Kritik ini muncul usai Kepolisian melakukan patroli untuk meninjau aktivitas tambang ilegal di Kecamatan Dengilo, kabupaten Pohuwato.
Kegiatan tersebut dipimpin langsung oleh Kabag Ops polres Pohuwato, Hasil patroli menunjukkan tidak ditemukan aktivitas tambang ilegal di lapangan yang menggunakan Alat berat, Sabtu(,07/02/2026).
Namun, di balikitu, masyarakat justru mengungkapkan keluhan yang mendasar. Keberadaan tambang ilegal sejatinya menjadi sandaran bagi penambang Lokal baik Kabilasa, dan partai pekerja Lokal untuk memenuhi kehidupan sehari-hari.
Banyak warga mengeluhkan kesulitan mencari pekerjaan, terutama para ibu-ibu yang berjualan di warung kecil. Kini, tempat-tempat yang sebelumnya ramai kini harus ditutup karena tidak ada pembeli, sebab Penertiban sering dilakukan oleh APH. Sehingga sumber pencaharian mereka pun bergantung pada tambang.
Masyarakat setempat mengatakan bahwa mereka tidak memiliki ijazah, hanya memiliki tenaga. Meski tidak memiliki SDM yang memadai, mereka memiliki SDA (sumber daya alam) yang bisa dimanfaatkan.
Masyarakat juga mempertanyakan penertiban PETI yang dinilai tidak merata.
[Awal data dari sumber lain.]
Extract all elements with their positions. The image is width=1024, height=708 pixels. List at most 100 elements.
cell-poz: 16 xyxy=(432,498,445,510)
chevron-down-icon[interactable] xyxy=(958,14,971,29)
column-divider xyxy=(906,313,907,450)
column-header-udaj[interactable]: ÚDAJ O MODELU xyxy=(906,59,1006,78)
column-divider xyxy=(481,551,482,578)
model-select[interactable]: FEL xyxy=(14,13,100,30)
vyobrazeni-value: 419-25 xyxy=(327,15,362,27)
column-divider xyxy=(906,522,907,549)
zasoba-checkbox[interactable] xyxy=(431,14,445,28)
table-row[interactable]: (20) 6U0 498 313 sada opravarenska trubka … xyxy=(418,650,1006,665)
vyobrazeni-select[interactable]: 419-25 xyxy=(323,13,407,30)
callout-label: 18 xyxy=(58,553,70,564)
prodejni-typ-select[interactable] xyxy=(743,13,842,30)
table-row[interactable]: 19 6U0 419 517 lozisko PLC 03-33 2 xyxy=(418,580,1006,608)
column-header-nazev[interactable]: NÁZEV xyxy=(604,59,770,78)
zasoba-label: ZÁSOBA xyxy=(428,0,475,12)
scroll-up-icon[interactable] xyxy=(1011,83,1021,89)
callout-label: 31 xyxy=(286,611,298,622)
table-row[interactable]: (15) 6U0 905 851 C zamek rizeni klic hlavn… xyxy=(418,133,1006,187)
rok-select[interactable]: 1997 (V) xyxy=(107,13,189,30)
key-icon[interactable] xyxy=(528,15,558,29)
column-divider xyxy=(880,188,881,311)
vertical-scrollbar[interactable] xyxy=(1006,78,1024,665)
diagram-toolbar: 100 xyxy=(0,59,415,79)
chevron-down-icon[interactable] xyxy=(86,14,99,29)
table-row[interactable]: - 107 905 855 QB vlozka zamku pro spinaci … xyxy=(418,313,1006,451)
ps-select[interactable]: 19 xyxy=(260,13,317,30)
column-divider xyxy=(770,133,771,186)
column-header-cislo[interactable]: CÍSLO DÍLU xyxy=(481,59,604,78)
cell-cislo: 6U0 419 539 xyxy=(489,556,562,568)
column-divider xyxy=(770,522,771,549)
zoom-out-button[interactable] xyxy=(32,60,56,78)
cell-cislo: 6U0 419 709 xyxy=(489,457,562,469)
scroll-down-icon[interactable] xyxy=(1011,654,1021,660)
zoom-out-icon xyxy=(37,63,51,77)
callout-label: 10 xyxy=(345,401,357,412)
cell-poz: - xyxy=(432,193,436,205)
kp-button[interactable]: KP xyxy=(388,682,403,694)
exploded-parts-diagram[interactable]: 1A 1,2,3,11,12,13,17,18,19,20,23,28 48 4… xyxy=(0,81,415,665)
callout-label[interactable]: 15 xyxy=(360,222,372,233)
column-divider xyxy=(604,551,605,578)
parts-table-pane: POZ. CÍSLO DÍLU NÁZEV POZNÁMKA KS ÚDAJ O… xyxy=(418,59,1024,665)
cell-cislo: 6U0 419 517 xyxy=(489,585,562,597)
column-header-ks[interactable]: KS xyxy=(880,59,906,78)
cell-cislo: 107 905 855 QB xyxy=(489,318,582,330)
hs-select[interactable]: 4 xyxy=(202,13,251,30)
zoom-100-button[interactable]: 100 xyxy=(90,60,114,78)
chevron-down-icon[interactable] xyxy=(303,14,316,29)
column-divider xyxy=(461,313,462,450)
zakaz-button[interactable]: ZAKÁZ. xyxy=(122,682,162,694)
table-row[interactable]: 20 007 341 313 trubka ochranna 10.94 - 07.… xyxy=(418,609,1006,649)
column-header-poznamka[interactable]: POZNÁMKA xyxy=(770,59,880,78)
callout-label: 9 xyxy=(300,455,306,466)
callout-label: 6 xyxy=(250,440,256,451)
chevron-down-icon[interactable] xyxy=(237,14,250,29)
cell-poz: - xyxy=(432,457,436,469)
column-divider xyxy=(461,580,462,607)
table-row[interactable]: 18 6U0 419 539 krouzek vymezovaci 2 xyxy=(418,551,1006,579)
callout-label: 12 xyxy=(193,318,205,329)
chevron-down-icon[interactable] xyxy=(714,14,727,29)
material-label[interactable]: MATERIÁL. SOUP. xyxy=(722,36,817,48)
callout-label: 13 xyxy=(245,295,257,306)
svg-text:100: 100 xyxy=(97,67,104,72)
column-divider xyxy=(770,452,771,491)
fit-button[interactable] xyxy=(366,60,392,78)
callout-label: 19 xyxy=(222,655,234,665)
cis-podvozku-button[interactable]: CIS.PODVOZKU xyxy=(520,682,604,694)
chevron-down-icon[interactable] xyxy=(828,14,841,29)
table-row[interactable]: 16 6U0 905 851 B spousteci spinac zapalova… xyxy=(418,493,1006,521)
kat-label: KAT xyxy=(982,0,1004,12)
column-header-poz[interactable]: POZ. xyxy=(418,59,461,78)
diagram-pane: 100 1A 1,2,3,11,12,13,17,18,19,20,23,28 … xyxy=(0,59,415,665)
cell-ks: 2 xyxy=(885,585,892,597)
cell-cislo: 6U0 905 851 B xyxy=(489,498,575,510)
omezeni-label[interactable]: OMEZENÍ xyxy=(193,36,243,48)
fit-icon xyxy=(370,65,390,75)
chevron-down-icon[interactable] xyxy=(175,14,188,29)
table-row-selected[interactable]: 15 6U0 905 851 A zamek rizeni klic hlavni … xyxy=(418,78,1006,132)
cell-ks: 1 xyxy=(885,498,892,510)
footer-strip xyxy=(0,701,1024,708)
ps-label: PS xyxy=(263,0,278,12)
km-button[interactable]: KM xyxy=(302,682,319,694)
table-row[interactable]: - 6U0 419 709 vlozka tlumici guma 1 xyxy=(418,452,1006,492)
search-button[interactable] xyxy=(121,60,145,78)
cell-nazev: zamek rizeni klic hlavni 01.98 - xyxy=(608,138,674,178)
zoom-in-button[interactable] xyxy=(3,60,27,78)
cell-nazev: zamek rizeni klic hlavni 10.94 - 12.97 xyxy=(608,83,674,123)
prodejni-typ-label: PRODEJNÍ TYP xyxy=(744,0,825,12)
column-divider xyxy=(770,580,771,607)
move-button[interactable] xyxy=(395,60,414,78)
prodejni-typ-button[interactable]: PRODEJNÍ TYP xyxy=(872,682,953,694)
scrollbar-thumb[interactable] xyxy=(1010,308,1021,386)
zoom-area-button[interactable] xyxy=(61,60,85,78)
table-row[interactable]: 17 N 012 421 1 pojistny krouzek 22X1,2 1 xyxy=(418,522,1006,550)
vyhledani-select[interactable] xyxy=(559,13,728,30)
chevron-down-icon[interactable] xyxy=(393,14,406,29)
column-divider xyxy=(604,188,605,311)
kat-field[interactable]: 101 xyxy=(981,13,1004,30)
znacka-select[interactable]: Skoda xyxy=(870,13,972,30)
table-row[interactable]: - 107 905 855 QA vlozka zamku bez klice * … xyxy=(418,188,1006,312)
“Kami minta semua tambang di tertibkan mengapa hanya Dengilo,” tanya warga yang tidak ingin disebutkan namanya itu.
Dari Pantaun awal media di Lokasi, penertiban tidak menjangkau lokasi potabo yang merupakan Cagar alam, Dam, borose, dulamayo, alamotu, dan taluditi, serta popayato. Ada pun dua lokasi yakni botudulanga dan balayo yang di tertibkan beberapa Minggu lalu sudah beraktivitas.